YARGITAY KARARI
DAİRE : 18. Hukuk Dairesi
ESAS NO : 2014/12528
KARAR NO : 2014/12886
KARAR TARİHİ : 18.09.2014
MAHKEMESİ : Ankara Sincan 1. Sulh Hukuk Mahkemesi
TARİHİ : 05/09/2013
NUMARASI : 2012/1554-2013/1086
Davacı vekili dava dilekçesinde, ortak alana yapılan müdahalenin sona erdirilerek, ortak alanın mimari projeye uygun eski hale getirilmesini talep etmiştir. Mahkemece davanın reddine karar verilmiş, hüküm davacı tarafından temyiz edilmiştir.
Y A R G I T A Y K A R A R I
Temyiz isteminin süresi içinde olduğu anlaşıldıktan sonra dosyadaki bütün kağıtlar okunup gereği düşünüldü:
Davacı vekili dava dilekçesinde, davalılardan G.. Ç.. ‘ın maliki olduğu 29 nolu bağımsiz bölümün site içerisindeki yola müdahale ederek yolun bir kısmını bahçesine katması nedeniyle müdahalenin önlenmesi ve eski hale getirilmesini istemiş, mahkemece davanın reddine karar verilmiştir .
Dosya içerisindeki bilgi ve belgelerin ve özellikle bilirkişi raporunun incelenmesinde, dava konusu taşınmazın peyzaj projesindeki yol ile dava konusu müdahale iddiasında bulunulan zeminde fiilen kullanılan yolun örtüşmediği, farklı konumlarının bulunduğu, peyzaj projesine göre fiilen kullanılan yolun aslında dava konusu taşınmaza tecavüzlü olduğu belirtilmiş ise de; Dairemizin geri çevirme kararı sonrası, yönetim tarafından davalılardan G.. Ç..’ın maliki olduğu 29 numaralı bağımsız bölümün arka ve yan tarafında bulunan bahçenin ilgili bağımsız bölüme tahsisine ilişkin olarak alınan kat malikleri kurul kararının bulunmadığının belirtildiği, böylece davalıların peyzaj projesine göre site ortak alanı olan bahçenin yönetim planında veya projesinde tahsisine ilişkin bir düzenlemenin de yer almadığı anlaşılmakla bina oturum alanı dışında kalan bölüm ortak kullanım alanı olarak kabul edilmelidir. Buna göre, davalıların peyzaj projesine göre site ortak alanı olan bahçeyi kendi kullanıma kattığı anlaşılmıştır.

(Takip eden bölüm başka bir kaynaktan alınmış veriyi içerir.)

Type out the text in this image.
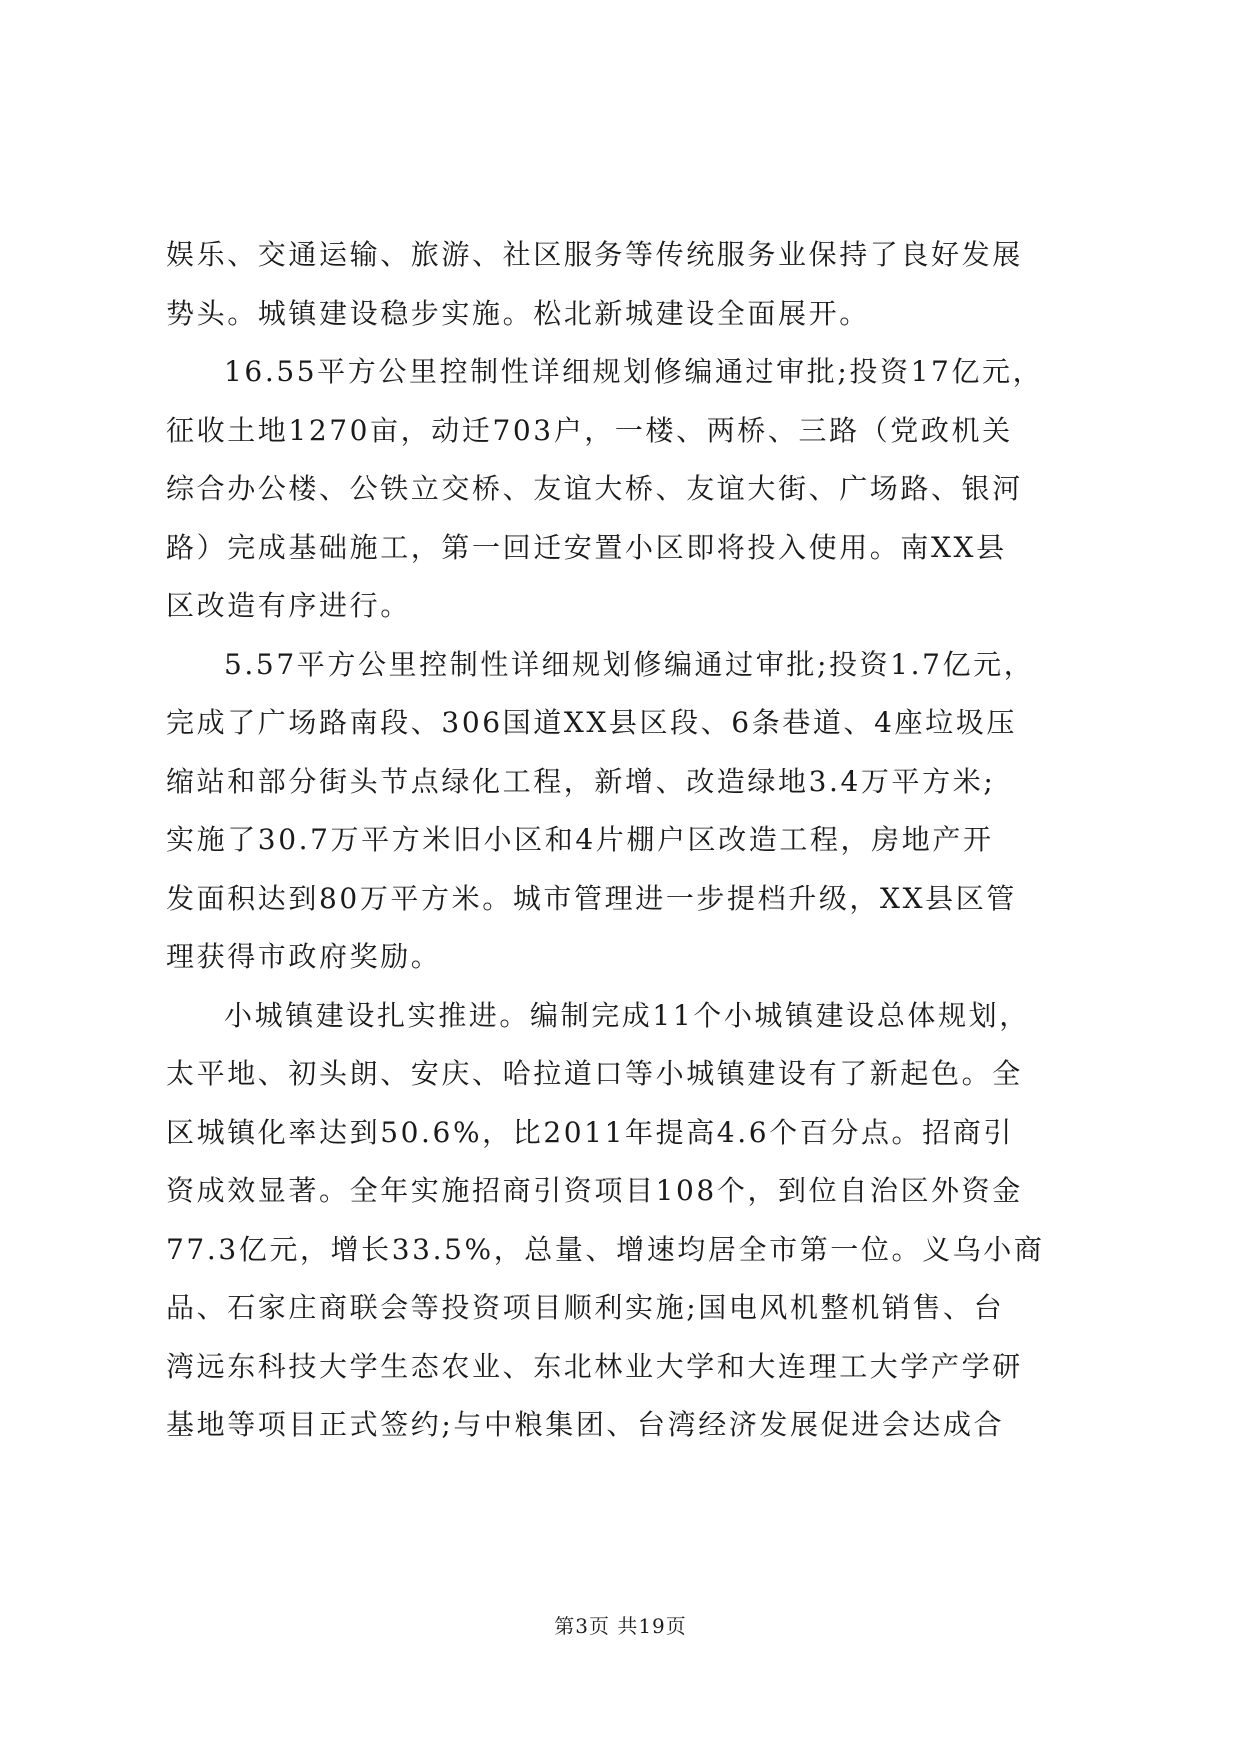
娱乐、交通运输、旅游、社区服务等传统服务业保持了良好发展
势头。城镇建设稳步实施。松北新城建设全面展开。
16.55平方公里控制性详细规划修编通过审批;投资17亿元，
征收土地1270亩，动迁703户，一楼、两桥、三路（党政机关
综合办公楼、公铁立交桥、友谊大桥、友谊大街、广场路、银河
路）完成基础施工，第一回迁安置小区即将投入使用。南XX县
区改造有序进行。
5.57平方公里控制性详细规划修编通过审批;投资1.7亿元，
完成了广场路南段、306国道XX县区段、6条巷道、4座垃圾压
缩站和部分街头节点绿化工程，新增、改造绿地3.4万平方米;
实施了30.7万平方米旧小区和4片棚户区改造工程，房地产开
发面积达到80万平方米。城市管理进一步提档升级，XX县区管
理获得市政府奖励。
小城镇建设扎实推进。编制完成11个小城镇建设总体规划，
太平地、初头朗、安庆、哈拉道口等小城镇建设有了新起色。全
区城镇化率达到50.6%，比2011年提高4.6个百分点。招商引
资成效显著。全年实施招商引资项目108个，到位自治区外资金
77.3亿元，增长33.5%，总量、增速均居全市第一位。义乌小商
品、石家庄商联会等投资项目顺利实施;国电风机整机销售、台
湾远东科技大学生态农业、东北林业大学和大连理工大学产学研
基地等项目正式签约;与中粮集团、台湾经济发展促进会达成合
第3页 共19页
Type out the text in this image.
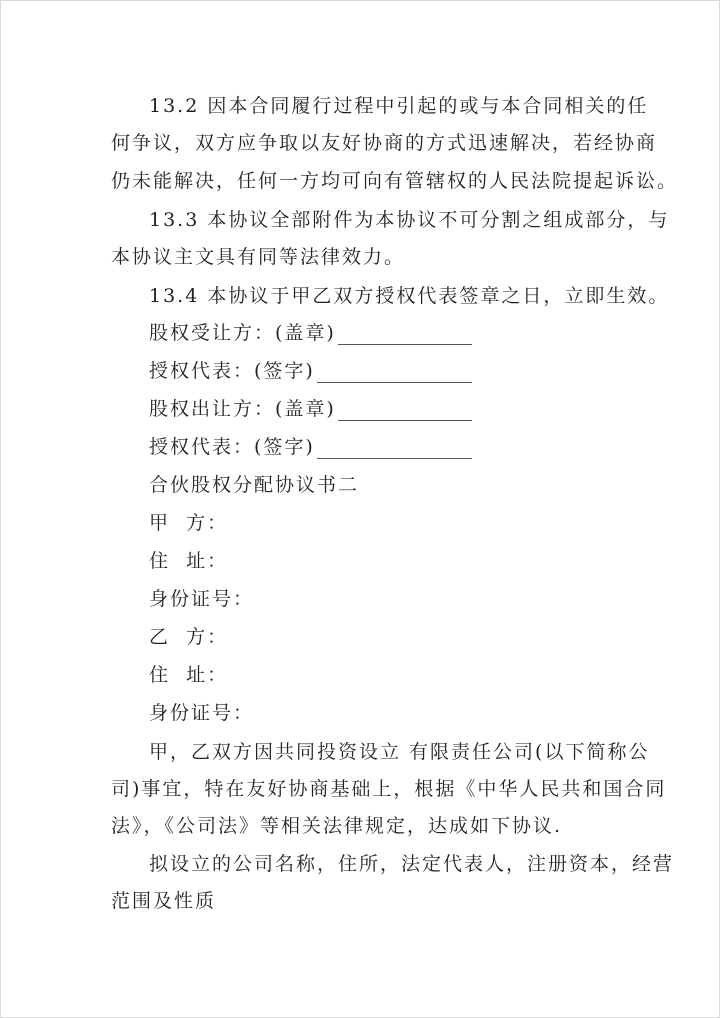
13.2 因本合同履行过程中引起的或与本合同相关的任
何争议，双方应争取以友好协商的方式迅速解决，若经协商
仍未能解决，任何一方均可向有管辖权的人民法院提起诉讼。
13.3 本协议全部附件为本协议不可分割之组成部分，与
本协议主文具有同等法律效力。
13.4 本协议于甲乙双方授权代表签章之日，立即生效。
股权受让方：(盖章)
授权代表：(签字)
股权出让方：(盖章)
授权代表：(签字)
合伙股权分配协议书二
甲  方：
住  址：
身份证号：
乙  方：
住  址：
身份证号：
甲，乙双方因共同投资设立 有限责任公司(以下简称公
司)事宜，特在友好协商基础上，根据《中华人民共和国合同
法》，《公司法》等相关法律规定，达成如下协议.
拟设立的公司名称，住所，法定代表人，注册资本，经营
范围及性质
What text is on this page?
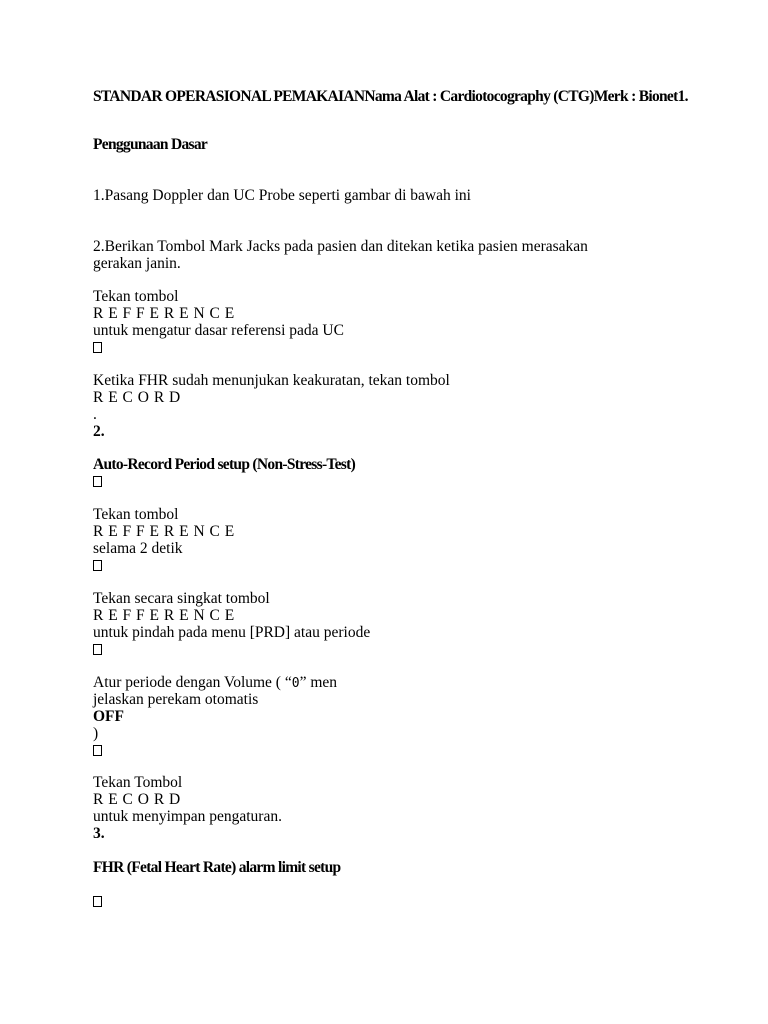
STANDAR OPERASIONAL PEMAKAIANNama Alat : Cardiotocography (CTG)Merk : Bionet1.
Penggunaan Dasar
1.Pasang Doppler dan UC Probe seperti gambar di bawah ini
2.Berikan Tombol Mark Jacks pada pasien dan ditekan ketika pasien merasakan
gerakan janin.
Tekan tombol
R E F F E R E N C E
untuk mengatur dasar referensi pada UC
Ketika FHR sudah menunjukan keakuratan, tekan tombol
R E C O R D
.
2.
Auto-Record Period setup (Non-Stress-Test)
Tekan tombol
R E F F E R E N C E
selama 2 detik
Tekan secara singkat tombol
R E F F E R E N C E
untuk pindah pada menu [PRD] atau periode
Atur periode dengan Volume ( “0” men
jelaskan perekam otomatis
OFF
)
Tekan Tombol
R E C O R D
untuk menyimpan pengaturan.
3.
FHR (Fetal Heart Rate) alarm limit setup
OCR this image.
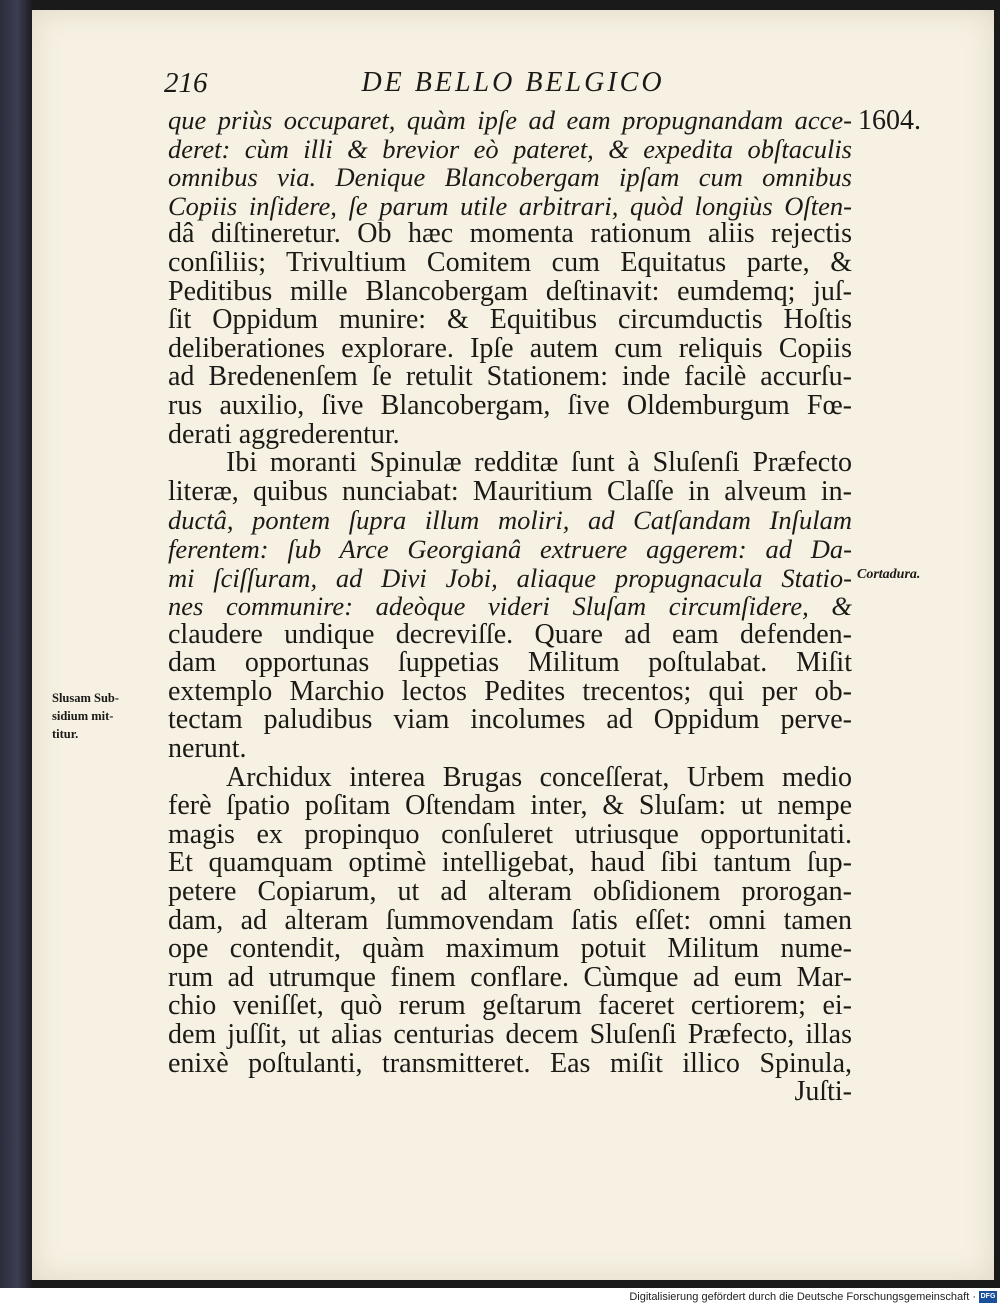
216	DE BELLO BELGICO
1604.
Cortadura.
Slusam Sub-
sidium mit-
titur.
que priùs occuparet, quàm ipſe ad eam propugnandam acce-
deret: cùm illi & brevior eò pateret, & expedita obſtaculis
omnibus via. Denique Blancobergam ipſam cum omnibus
Copiis inſidere, ſe parum utile arbitrari, quòd longiùs Oſten-
dâ diſtineretur. Ob hæc momenta rationum aliis rejectis
conſiliis; Trivultium Comitem cum Equitatus parte, &
Peditibus mille Blancobergam deſtinavit: eumdemq; juſ-
ſit Oppidum munire: & Equitibus circumductis Hoſtis
deliberationes explorare. Ipſe autem cum reliquis Copiis
ad Bredenenſem ſe retulit Stationem: inde facilè accurſu-
rus auxilio, ſive Blancobergam, ſive Oldemburgum Fœ-
derati aggrederentur.
Ibi moranti Spinulæ redditæ ſunt à Sluſenſi Præfecto
literæ, quibus nunciabat: Mauritium Claſſe in alveum in-
ductâ, pontem ſupra illum moliri, ad Catſandam Inſulam
ferentem: ſub Arce Georgianâ extruere aggerem: ad Da-
mi ſciſſuram, ad Divi Jobi, aliaque propugnacula Statio-
nes communire: adeòque videri Sluſam circumſidere, &
claudere undique decreviſſe. Quare ad eam defenden-
dam opportunas ſuppetias Militum poſtulabat. Miſit
extemplo Marchio lectos Pedites trecentos; qui per ob-
tectam paludibus viam incolumes ad Oppidum perve-
nerunt.
Archidux interea Brugas conceſſerat, Urbem medio
ferè ſpatio poſitam Oſtendam inter, & Sluſam: ut nempe
magis ex propinquo conſuleret utriusque opportunitati.
Et quamquam optimè intelligebat, haud ſibi tantum ſup-
petere Copiarum, ut ad alteram obſidionem prorogan-
dam, ad alteram ſummovendam ſatis eſſet: omni tamen
ope contendit, quàm maximum potuit Militum nume-
rum ad utrumque finem conflare. Cùmque ad eum Mar-
chio veniſſet, quò rerum geſtarum faceret certiorem; ei-
dem juſſit, ut alias centurias decem Sluſenſi Præfecto, illas
enixè poſtulanti, transmitteret. Eas miſit illico Spinula,
Juſti-
Digitalisierung gefördert durch die Deutsche Forschungsgemeinschaft · DFG
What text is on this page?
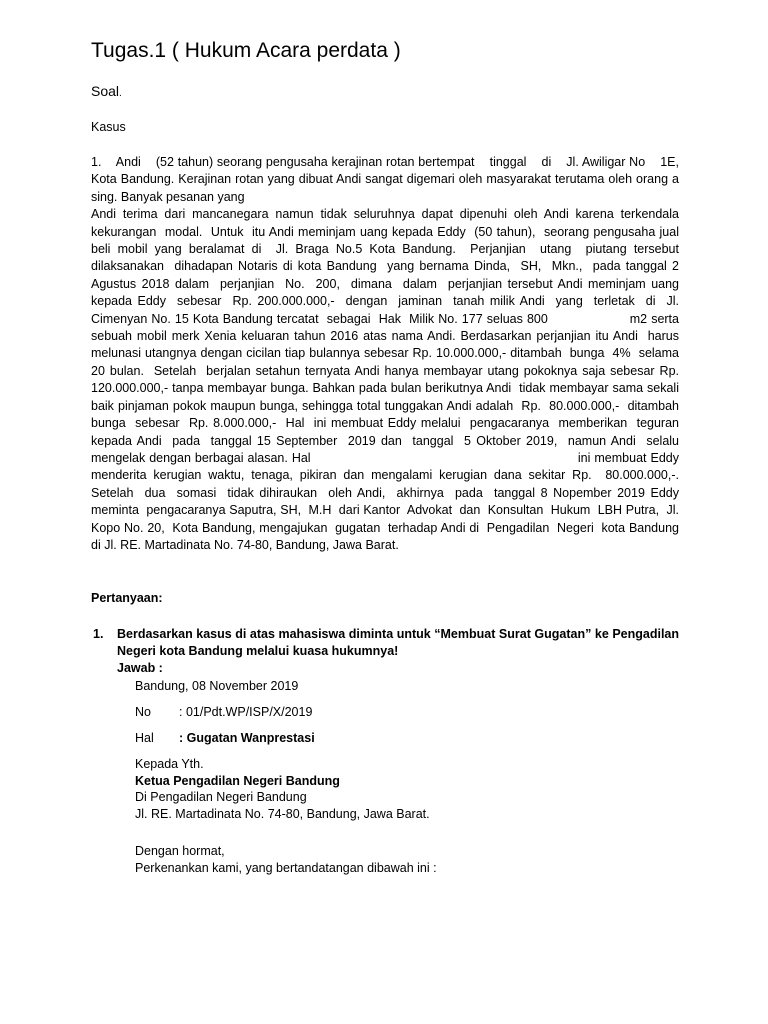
Tugas.1 ( Hukum Acara perdata )
Soal.
Kasus

1.    Andi    (52 tahun) seorang pengusaha kerajinan rotan bertempat    tinggal    di    Jl. Awiligar No    1E, Kota Bandung. Kerajinan rotan yang dibuat Andi sangat digemari oleh masyarakat terutama oleh orang a sing. Banyak pesanan yang

Andi terima dari mancanegara namun tidak seluruhnya dapat dipenuhi oleh Andi karena terkendala kekurangan  modal.  Untuk  itu Andi meminjam uang kepada Eddy  (50 tahun),  seorang pengusaha jual beli mobil yang beralamat di  Jl. Braga No.5 Kota Bandung.  Perjanjian  utang  piutang tersebut  dilaksanakan  dihadapan Notaris di kota Bandung  yang bernama Dinda,  SH,  Mkn.,  pada tanggal 2 Agustus 2018 dalam  perjanjian  No.  200,  dimana  dalam  perjanjian tersebut Andi meminjam uang  kepada Eddy  sebesar  Rp. 200.000.000,-  dengan  jaminan  tanah milik Andi  yang  terletak  di  Jl. Cimenyan No. 15 Kota Bandung tercatat  sebagai  Hak  Milik No. 177 seluas 800                    m2 serta sebuah mobil merk Xenia keluaran tahun 2016 atas nama Andi. Berdasarkan perjanjian itu Andi  harus melunasi utangnya dengan cicilan tiap bulannya sebesar Rp. 10.000.000,- ditambah  bunga  4%  selama 20 bulan.  Setelah  berjalan setahun ternyata Andi hanya membayar utang pokoknya saja sebesar Rp. 120.000.000,- tanpa membayar bunga. Bahkan pada bulan berikutnya Andi  tidak membayar sama sekali baik pinjaman pokok maupun bunga, sehingga total tunggakan Andi adalah  Rp.  80.000.000,-  ditambah  bunga  sebesar  Rp. 8.000.000,-  Hal  ini membuat Eddy melalui  pengacaranya  memberikan  teguran  kepada Andi  pada  tanggal 15 September  2019 dan  tanggal  5 Oktober 2019,  namun Andi  selalu mengelak dengan berbagai alasan. Hal                                                                   ini membuat Eddy menderita kerugian waktu, tenaga, pikiran dan mengalami kerugian dana sekitar Rp.  80.000.000,-.  Setelah  dua  somasi  tidak dihiraukan  oleh Andi,  akhirnya  pada  tanggal 8 Nopember 2019 Eddy meminta  pengacaranya Saputra, SH,  M.H  dari Kantor  Advokat  dan  Konsultan  Hukum  LBH Putra,  Jl. Kopo No. 20,  Kota Bandung, mengajukan  gugatan  terhadap Andi di  Pengadilan  Negeri  kota Bandung di Jl. RE. Martadinata No. 74-80, Bandung, Jawa Barat.

Pertanyaan:
1. Berdasarkan kasus di atas mahasiswa diminta untuk “Membuat Surat Gugatan” ke Pengadilan Negeri kota Bandung melalui kuasa hukumnya!
Jawab :
Bandung, 08 November 2019
No : 01/Pdt.WP/ISP/X/2019
Hal : Gugatan Wanprestasi
Kepada Yth.
Ketua Pengadilan Negeri Bandung
Di Pengadilan Negeri Bandung
Jl. RE. Martadinata No. 74-80, Bandung, Jawa Barat.
Dengan hormat,
Perkenankan kami, yang bertandatangan dibawah ini :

634 sayılı Kat Mülkiyeti Kanunu’nun 19. maddesinin ikinci fıkrasında, kat maliklerinden birinin, bütün kat maliklerinin beşte dördünün yazılı rızası olmadıkça anataşınmazın ortak yerlerinde inşaat, onarım, tesis ve değişiklik yaptıramayacağı öngörülmüş olup, Yasanın bu açık hükmü dikkate alınarak davalıların ortak kullanım alanına yaptığı inşaat ve tesislerin ayrıca kullanımına aldığı alanın bilirkişiye tespit ettirilerek davacı istemi de göz önüne alınarak sonucuna göre karar vermek gerekirken yetersiz bilirkişi raporu ile salt projede dava konusu yerin yol olarak görülmediği gerekçesi ile davanın reddi doğru görülmemiştir.
Bu itibarla yukarıda açıklanan esaslar gözönünde tutulmaksızın yazılı şekilde hüküm tesisi isabetsiz, temyiz itirazları bu nedenlerle yerinde olduğundan kabulü ile hükmün HUMK.nun 428.maddesi gereğince BOZULMASINA, temyiz peşin harcının istek halinde temyiz edene iadesine, 18.09.2014 gününde oybirliğiyle karar verildi.